Oseola McCarty : la lavandière qui a transformé ses économies en espoir pour les étudiants
Née en 1908 dans le Mississippi rural, Oseola McCarty a vécu une vie simple, discrète et marquée par le travail. Elle n’a jamais possédé de voiture, ne s’est jamais mariée et parcourait souvent plus d’un kilomètre à pied pour faire ses courses. Pourtant, cette femme ordinaire allait poser un geste extraordinaire qui inspirerait le monde entier.
Très jeune, elle apprend la valeur du travail. À seulement huit ans, après l’école, elle repasse déjà les vêtements d’autres personnes pour gagner quelques pièces. Habituée à économiser le moindre centime, elle garde ses premières économies dans le landau de sa poupée.
Enfant, Oseola rêvait de devenir infirmière. Mais la vie en décida autrement. À douze ans, sa tante tombe gravement malade. Elle quitte alors l’école en sixième année pour s’occuper d’elle et travailler comme lavandière afin de subvenir aux besoins de la famille. Elle ne retournera jamais sur les bancs de l’école.
Pendant soixante-quinze ans, elle lave et repasse les vêtements des autres à la main. Ses journées commencent avant l’aube : faire bouillir l’eau, frotter le linge, rincer, amidonner et faire sécher les vêtements. Le soir, elle reste debout devant un fer brûlant jusqu’à l’épuisement.

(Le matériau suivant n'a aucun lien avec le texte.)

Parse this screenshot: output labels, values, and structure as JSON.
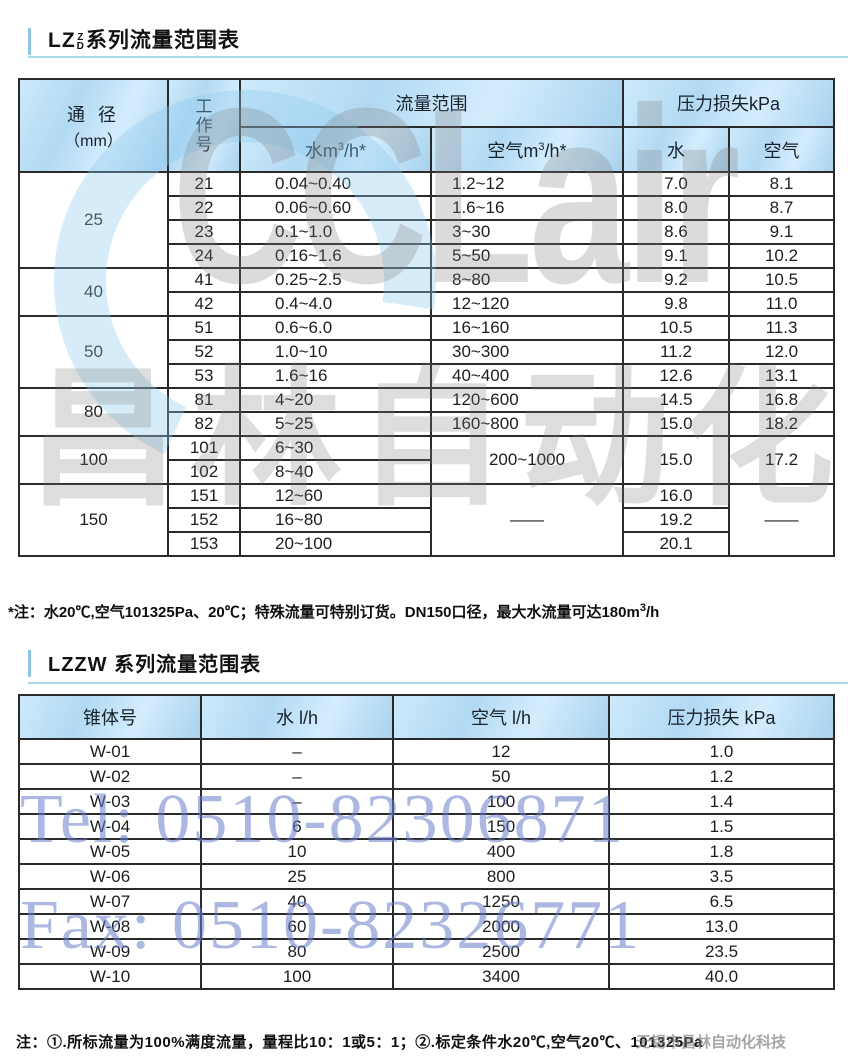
{
  "table1": {
    "title_prefix": "LZ",
    "title_stack_top": "Z",
    "title_stack_bottom": "D",
    "title_suffix": "系列流量范围表",
    "headers": {
      "diameter": "通 径",
      "diameter_unit": "（mm）",
      "work_no_chars": [
        "工",
        "作",
        "号"
      ],
      "flow_range": "流量范围",
      "water_pre": "水m",
      "sup3": "3",
      "water_post": "/h*",
      "air_pre": "空气m",
      "air_post": "/h*",
      "pressure_loss": "压力损失kPa",
      "water": "水",
      "air": "空气"
    },
    "rows": [
      {
        "g": 1,
        "cells": [
          {
            "t": "25",
            "rs": 4
          },
          {
            "t": "21"
          },
          {
            "t": "0.04~0.40",
            "cls": "l3"
          },
          {
            "t": "1.2~12",
            "cls": "l4"
          },
          {
            "t": "7.0"
          },
          {
            "t": "8.1"
          }
        ]
      },
      {
        "cells": [
          {
            "t": "22"
          },
          {
            "t": "0.06~0.60",
            "cls": "l3"
          },
          {
            "t": "1.6~16",
            "cls": "l4"
          },
          {
            "t": "8.0"
          },
          {
            "t": "8.7"
          }
        ]
      },
      {
        "cells": [
          {
            "t": "23"
          },
          {
            "t": "0.1~1.0",
            "cls": "l3"
          },
          {
            "t": "3~30",
            "cls": "l4"
          },
          {
            "t": "8.6"
          },
          {
            "t": "9.1"
          }
        ]
      },
      {
        "cells": [
          {
            "t": "24"
          },
          {
            "t": "0.16~1.6",
            "cls": "l3"
          },
          {
            "t": "5~50",
            "cls": "l4"
          },
          {
            "t": "9.1"
          },
          {
            "t": "10.2"
          }
        ]
      },
      {
        "g": 1,
        "cells": [
          {
            "t": "40",
            "rs": 2
          },
          {
            "t": "41"
          },
          {
            "t": "0.25~2.5",
            "cls": "l3"
          },
          {
            "t": "8~80",
            "cls": "l4"
          },
          {
            "t": "9.2"
          },
          {
            "t": "10.5"
          }
        ]
      },
      {
        "cells": [
          {
            "t": "42"
          },
          {
            "t": "0.4~4.0",
            "cls": "l3"
          },
          {
            "t": "12~120",
            "cls": "l4"
          },
          {
            "t": "9.8"
          },
          {
            "t": "11.0"
          }
        ]
      },
      {
        "g": 1,
        "cells": [
          {
            "t": "50",
            "rs": 3
          },
          {
            "t": "51"
          },
          {
            "t": "0.6~6.0",
            "cls": "l3"
          },
          {
            "t": "16~160",
            "cls": "l4"
          },
          {
            "t": "10.5"
          },
          {
            "t": "11.3"
          }
        ]
      },
      {
        "cells": [
          {
            "t": "52"
          },
          {
            "t": "1.0~10",
            "cls": "l3"
          },
          {
            "t": "30~300",
            "cls": "l4"
          },
          {
            "t": "11.2"
          },
          {
            "t": "12.0"
          }
        ]
      },
      {
        "cells": [
          {
            "t": "53"
          },
          {
            "t": "1.6~16",
            "cls": "l3"
          },
          {
            "t": "40~400",
            "cls": "l4"
          },
          {
            "t": "12.6"
          },
          {
            "t": "13.1"
          }
        ]
      },
      {
        "g": 1,
        "cells": [
          {
            "t": "80",
            "rs": 2
          },
          {
            "t": "81"
          },
          {
            "t": "4~20",
            "cls": "l3"
          },
          {
            "t": "120~600",
            "cls": "l4"
          },
          {
            "t": "14.5"
          },
          {
            "t": "16.8"
          }
        ]
      },
      {
        "cells": [
          {
            "t": "82"
          },
          {
            "t": "5~25",
            "cls": "l3"
          },
          {
            "t": "160~800",
            "cls": "l4"
          },
          {
            "t": "15.0"
          },
          {
            "t": "18.2"
          }
        ]
      },
      {
        "g": 1,
        "cells": [
          {
            "t": "100",
            "rs": 2
          },
          {
            "t": "101"
          },
          {
            "t": "6~30",
            "cls": "l3"
          },
          {
            "t": "200~1000",
            "rs": 2
          },
          {
            "t": "15.0",
            "rs": 2
          },
          {
            "t": "17.2",
            "rs": 2
          }
        ]
      },
      {
        "cells": [
          {
            "t": "102"
          },
          {
            "t": "8~40",
            "cls": "l3"
          }
        ]
      },
      {
        "g": 1,
        "cells": [
          {
            "t": "150",
            "rs": 3
          },
          {
            "t": "151"
          },
          {
            "t": "12~60",
            "cls": "l3"
          },
          {
            "t": "——",
            "rs": 3
          },
          {
            "t": "16.0"
          },
          {
            "t": "——",
            "rs": 3
          }
        ]
      },
      {
        "cells": [
          {
            "t": "152"
          },
          {
            "t": "16~80",
            "cls": "l3"
          },
          {
            "t": "19.2"
          }
        ]
      },
      {
        "cells": [
          {
            "t": "153"
          },
          {
            "t": "20~100",
            "cls": "l3"
          },
          {
            "t": "20.1"
          }
        ]
      }
    ],
    "note_pre": "*注：水20℃,空气101325Pa、20℃；特殊流量可特别订货。DN150口径，最大水流量可达180m",
    "note_sup": "3",
    "note_post": "/h"
  },
  "table2": {
    "title": "LZZW 系列流量范围表",
    "headers": [
      "锥体号",
      "水 l/h",
      "空气 l/h",
      "压力损失 kPa"
    ],
    "rows": [
      {
        "cells": [
          {
            "t": "W-01"
          },
          {
            "t": "–"
          },
          {
            "t": "12"
          },
          {
            "t": "1.0"
          }
        ]
      },
      {
        "cells": [
          {
            "t": "W-02"
          },
          {
            "t": "–"
          },
          {
            "t": "50"
          },
          {
            "t": "1.2"
          }
        ]
      },
      {
        "cells": [
          {
            "t": "W-03"
          },
          {
            "t": "–"
          },
          {
            "t": "100"
          },
          {
            "t": "1.4"
          }
        ]
      },
      {
        "cells": [
          {
            "t": "W-04"
          },
          {
            "t": "6"
          },
          {
            "t": "150"
          },
          {
            "t": "1.5"
          }
        ]
      },
      {
        "cells": [
          {
            "t": "W-05"
          },
          {
            "t": "10"
          },
          {
            "t": "400"
          },
          {
            "t": "1.8"
          }
        ]
      },
      {
        "cells": [
          {
            "t": "W-06"
          },
          {
            "t": "25"
          },
          {
            "t": "800"
          },
          {
            "t": "3.5"
          }
        ]
      },
      {
        "cells": [
          {
            "t": "W-07"
          },
          {
            "t": "40"
          },
          {
            "t": "1250"
          },
          {
            "t": "6.5"
          }
        ]
      },
      {
        "cells": [
          {
            "t": "W-08"
          },
          {
            "t": "60"
          },
          {
            "t": "2000"
          },
          {
            "t": "13.0"
          }
        ]
      },
      {
        "cells": [
          {
            "t": "W-09"
          },
          {
            "t": "80"
          },
          {
            "t": "2500"
          },
          {
            "t": "23.5"
          }
        ]
      },
      {
        "cells": [
          {
            "t": "W-10"
          },
          {
            "t": "100"
          },
          {
            "t": "3400"
          },
          {
            "t": "40.0"
          }
        ]
      }
    ],
    "note": "注：①.所标流量为100%满度流量，量程比10：1或5：1；②.标定条件水20℃,空气20℃、101325Pa"
  },
  "watermarks": {
    "logo_text": "CCLair",
    "cn_text": "昌林自动化",
    "tel": "Tel: 0510-82306871",
    "fax": "Fax: 0510-82326771",
    "corner": "无锡市昌林自动化科技"
  },
  "colors": {
    "header_blue": "#b2d9f3",
    "accent_cyan": "#a9d9ec",
    "border": "#2a2a2a",
    "watermark_blue": "#677dca",
    "watermark_gray": "#7d7d7d"
  }
}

Malgré ce travail difficile et des revenus modestes, Oseola garde une discipline simple : économiser un peu chaque semaine. Peu importe le montant, elle met toujours quelque chose de côté.
Elle mène une vie très modeste dans la petite maison familiale. Elle ne regarde qu’une seule chaîne de télévision et, lorsqu’elle achète un climatiseur tard dans sa vie, elle ne l’utilise que lorsque des invités viennent chez elle.
À 86 ans, l’arthrite l’oblige finalement à arrêter de travailler. Mais à la surprise générale, cette lavandière discrète a réussi à économiser 280 000 dollars.
C’est alors qu’elle prend une décision qui marquera l’histoire. Elle se rend à University of Southern Mississippi et fait don de 150 000 dollars pour créer des bourses destinées aux étudiants qui n’ont pas les moyens de payer leurs études.
Lorsqu’on lui demande pourquoi elle a fait ce geste, sa réponse est simple : elle espère que ces jeunes n’auront pas à travailler aussi dur qu’elle pour avoir une chance dans la vie.
Son acte de générosité émeut tout le pays. Des citoyens, des entreprises et des philanthropes se mobilisent pour soutenir l’initiative. L’homme d’affaires Ted Turner lui-même affirme que si une femme avec si peu peut donner autant, ceux qui ont davantage doivent faire encore plus.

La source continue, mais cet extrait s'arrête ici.